Gippsland rallies for foster care debs

Written by Rachael Ward

The words foster care and debutante balls don’t often go together in the same sentence, except in the Victorian town of Morwell.

Every eighteen months the tight-knit Gippsland community move heaven and earth to put on a celebration for the region’s most disadvantaged young people.

“I transitioned through quite a few placements – over 40 different foster homes and over 15 different schools. My own childhood is not there,” said debutant partner Mark.

“It’s only sometimes when I see something, or hear something, or smell something, that I remember those places, those schools, those people that I once knew.”

Mark stars in The Invisibles, a documentary following a group of young people as they prepare for what is often one of the biggest and most daunting nights of their lives.

Mark and friend.png
Mark (right) and friend. Photo credit: The Invisibles

“For a number of years now Gippsland has had the highest rate of children and young people coming into out of home care,” says Berry Street Director of Strategy Trish McClusky, who started the foster care debutante balls.

“It’s quite remarkable and very, very concerning. So for those young people who [grow up] in the context of that disadvantage, it’s all the more remarkable how courageous and resilient they are.”

Volunteers from Berry Street and across the Gippsland community rally together to ensure the lead-up runs smoothly, from organising guest lists, to matching partners and driving young people to and from dancing lessons.

“There’s incredible community spirit in Gippsland. So although people are aware of all the significant disadvantage, they are also aware of their neighbours in the community and willing to reach out,” said Trish.

Trish McClusky.

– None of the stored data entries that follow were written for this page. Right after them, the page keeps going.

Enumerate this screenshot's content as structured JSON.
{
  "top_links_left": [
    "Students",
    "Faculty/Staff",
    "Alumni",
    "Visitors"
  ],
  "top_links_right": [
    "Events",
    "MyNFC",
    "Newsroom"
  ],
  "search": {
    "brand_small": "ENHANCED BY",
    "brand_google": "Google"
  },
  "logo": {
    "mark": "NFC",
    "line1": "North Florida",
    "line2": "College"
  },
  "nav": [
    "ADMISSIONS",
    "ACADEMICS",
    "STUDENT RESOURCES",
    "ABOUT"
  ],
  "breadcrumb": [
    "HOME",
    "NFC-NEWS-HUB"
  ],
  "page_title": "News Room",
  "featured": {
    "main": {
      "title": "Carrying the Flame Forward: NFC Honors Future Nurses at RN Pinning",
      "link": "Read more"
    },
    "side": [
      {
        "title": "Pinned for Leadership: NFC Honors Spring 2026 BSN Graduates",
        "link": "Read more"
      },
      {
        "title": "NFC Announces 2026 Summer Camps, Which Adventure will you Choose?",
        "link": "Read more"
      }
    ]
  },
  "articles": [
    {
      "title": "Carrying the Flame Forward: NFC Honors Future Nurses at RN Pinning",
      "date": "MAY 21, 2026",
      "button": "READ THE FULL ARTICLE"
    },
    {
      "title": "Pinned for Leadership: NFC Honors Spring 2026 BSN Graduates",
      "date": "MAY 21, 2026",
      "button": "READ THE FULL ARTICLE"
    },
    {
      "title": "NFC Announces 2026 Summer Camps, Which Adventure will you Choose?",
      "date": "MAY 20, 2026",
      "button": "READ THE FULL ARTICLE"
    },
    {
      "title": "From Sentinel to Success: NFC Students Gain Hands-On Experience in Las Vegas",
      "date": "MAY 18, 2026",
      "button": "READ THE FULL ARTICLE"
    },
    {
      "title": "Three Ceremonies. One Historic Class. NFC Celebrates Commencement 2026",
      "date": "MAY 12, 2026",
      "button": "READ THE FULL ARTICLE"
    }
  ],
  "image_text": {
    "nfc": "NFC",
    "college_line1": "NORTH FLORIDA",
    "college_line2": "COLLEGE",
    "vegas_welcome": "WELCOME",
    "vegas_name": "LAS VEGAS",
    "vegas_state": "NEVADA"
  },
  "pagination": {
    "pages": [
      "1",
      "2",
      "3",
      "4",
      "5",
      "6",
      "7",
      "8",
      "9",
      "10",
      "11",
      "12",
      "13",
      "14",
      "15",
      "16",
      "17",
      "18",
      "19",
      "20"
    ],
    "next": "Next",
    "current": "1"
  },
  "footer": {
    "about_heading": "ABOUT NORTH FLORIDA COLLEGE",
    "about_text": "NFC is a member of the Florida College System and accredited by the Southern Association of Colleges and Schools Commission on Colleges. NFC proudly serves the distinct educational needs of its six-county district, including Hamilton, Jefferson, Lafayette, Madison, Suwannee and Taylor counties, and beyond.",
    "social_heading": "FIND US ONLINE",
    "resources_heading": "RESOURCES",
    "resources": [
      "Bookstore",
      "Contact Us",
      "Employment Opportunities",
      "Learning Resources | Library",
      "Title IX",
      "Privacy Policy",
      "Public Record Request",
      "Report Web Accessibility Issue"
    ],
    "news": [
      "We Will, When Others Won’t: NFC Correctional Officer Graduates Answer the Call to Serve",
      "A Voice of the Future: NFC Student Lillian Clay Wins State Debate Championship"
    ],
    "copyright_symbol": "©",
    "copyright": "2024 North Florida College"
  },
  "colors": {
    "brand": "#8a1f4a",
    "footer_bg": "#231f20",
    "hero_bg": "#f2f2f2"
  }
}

Photo credit: Rachael Ward

For a number of years local dressmakers, vintage car clubs, beauticians, hairdressers and photographers have donated their time and services in the lead up to the deb.

“Those guys are just screaming out to have their story heard, and all I did was be the person who was lucky to be in the right place at the right time,” said The Invisibles Director Blake Curtis.

“I really enjoyed going to Morwell every week because you just weren’t sure what was going to be thrown at you.”

The documentary had a profound impact on the way Blake views out of home care, and the economic challenges Morwell faces in the wake of power plants shutting down.

Blake Curtis
The Invisibles Director Blake Curtis. Photo credit: Rachael Ward

“In a lot of ways, what those guys have gone through has made them stronger than I’ve ever had to be, because they had to deal with things and they’ve had to survive,” he said.
“If a child is misbehaving and they’re challenging people I used to think that they were just a naughty kid and I couldn’t understand the concept of why that was.”
“Whereas talking to Mark, I understand that having been to 40 different placements, what he was doing and being a ‘naughty boy’ was he was challenging them. He didn’t think they were going to stay. And so he tested them.”


Trish hopes the documentary will change perceptions about the 45,000 young Australians in foster care who she describes as “invisible”.

“Yes everybody knows that there are young people in out of home care, but I think as long as people exist in any way as marginalized, or in the shadows, or unknown, that people can hold views about them that may not be the case”, she said.

Mark wants to dedicate his life to helping other young people realise their own potential.

“There’s so much support, so much strength and so much positivity flowing from every person involved…[the debutant ball] was a bolster to my self-confidence,” he said.

“I want to have that influence on a young person I want to give them the skills to succeed.”